While it’s too early to call a market recovery, we do see several green shoots, including enterprise and mid-market stabilization and demand for strategic operations cloud engagements. We are proud of our operating margin improvement and intend to continue to drive further margin expansion. But make no mistake, we are focused on growth. We expect the initiatives we have in place to position us well for growth reacceleration during the next fiscal year. We’ve made great progress on our mission to revolutionize operations, and I want to thank our teams for their commitment and our customers who trust PagerDuty to manage and automate their most grateful work. With that, I’ll turn the call over to Howard, and I look forward to your questions.

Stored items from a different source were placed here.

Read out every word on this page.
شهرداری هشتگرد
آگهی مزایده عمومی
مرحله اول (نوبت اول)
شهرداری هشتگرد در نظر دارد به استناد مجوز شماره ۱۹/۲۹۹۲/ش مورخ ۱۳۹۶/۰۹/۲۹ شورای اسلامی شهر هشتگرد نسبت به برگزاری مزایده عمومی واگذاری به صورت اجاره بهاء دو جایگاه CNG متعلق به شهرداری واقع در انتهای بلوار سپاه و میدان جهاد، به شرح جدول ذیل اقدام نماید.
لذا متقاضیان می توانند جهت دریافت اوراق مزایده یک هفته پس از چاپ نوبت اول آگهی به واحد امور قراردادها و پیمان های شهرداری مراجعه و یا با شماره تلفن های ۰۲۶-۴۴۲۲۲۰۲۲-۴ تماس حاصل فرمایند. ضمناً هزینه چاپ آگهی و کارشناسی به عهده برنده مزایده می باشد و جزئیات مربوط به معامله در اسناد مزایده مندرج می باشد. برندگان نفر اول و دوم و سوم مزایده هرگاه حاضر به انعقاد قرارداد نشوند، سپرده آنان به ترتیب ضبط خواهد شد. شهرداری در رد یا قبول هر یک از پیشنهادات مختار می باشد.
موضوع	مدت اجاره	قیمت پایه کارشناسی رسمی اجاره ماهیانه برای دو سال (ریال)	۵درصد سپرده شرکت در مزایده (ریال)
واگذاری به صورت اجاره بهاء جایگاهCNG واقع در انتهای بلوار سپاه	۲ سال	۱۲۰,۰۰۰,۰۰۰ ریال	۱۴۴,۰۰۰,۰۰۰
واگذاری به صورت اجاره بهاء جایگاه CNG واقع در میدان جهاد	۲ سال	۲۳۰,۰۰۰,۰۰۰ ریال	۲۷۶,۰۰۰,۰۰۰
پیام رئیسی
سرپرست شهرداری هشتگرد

Howard Wilson: Thank you, Jen, and good day to everyone joining us on this afternoon’s call. In Q3, we delivered solid results above the guidance ranges we provided for both the top and the bottom line. We continue to adjust effectively to the economic environment with improvement in new business in enterprise and mid-market, both in terms of new acquisition and expansion. Cautious spending by customers continued to impact SMB and caused increased negotiation around renewals. However, several large six- and seven-figure transactions this quarter are providing evidence of PagerDuty’s key role in enabling our customers to mature and modernize their technology environments. Our multiyear initiatives focused on profitable growth continued to deliver operating margin improvements with over 1,000 basis points improvement this quarter.
Unless otherwise stated, all references to our expenses and operating results are on a non-GAAP basis and are reconciled to our GAAP results in the earnings release that was posted before the call. Revenue was $109 million in the third quarter, up 15% year-over-year. The contribution from international was 27% of total revenues, an increase from the 23% seen in Q3 of last year. Annual recurring revenue exiting Q3 grew 13% year-over-year to $439 million. We delivered 110% dollar-based net retention in Q3 compared to 123% in the same period one year ago. Our DBNR expectation for Q4 is approximately 106%. Customers spending over $100,000 in annual recurring revenue grew to 778, up 10% from a year ago. Total customer count of 15,049 declined year-over-year by 1% as demand among SMB and VSB accounts remain uneven.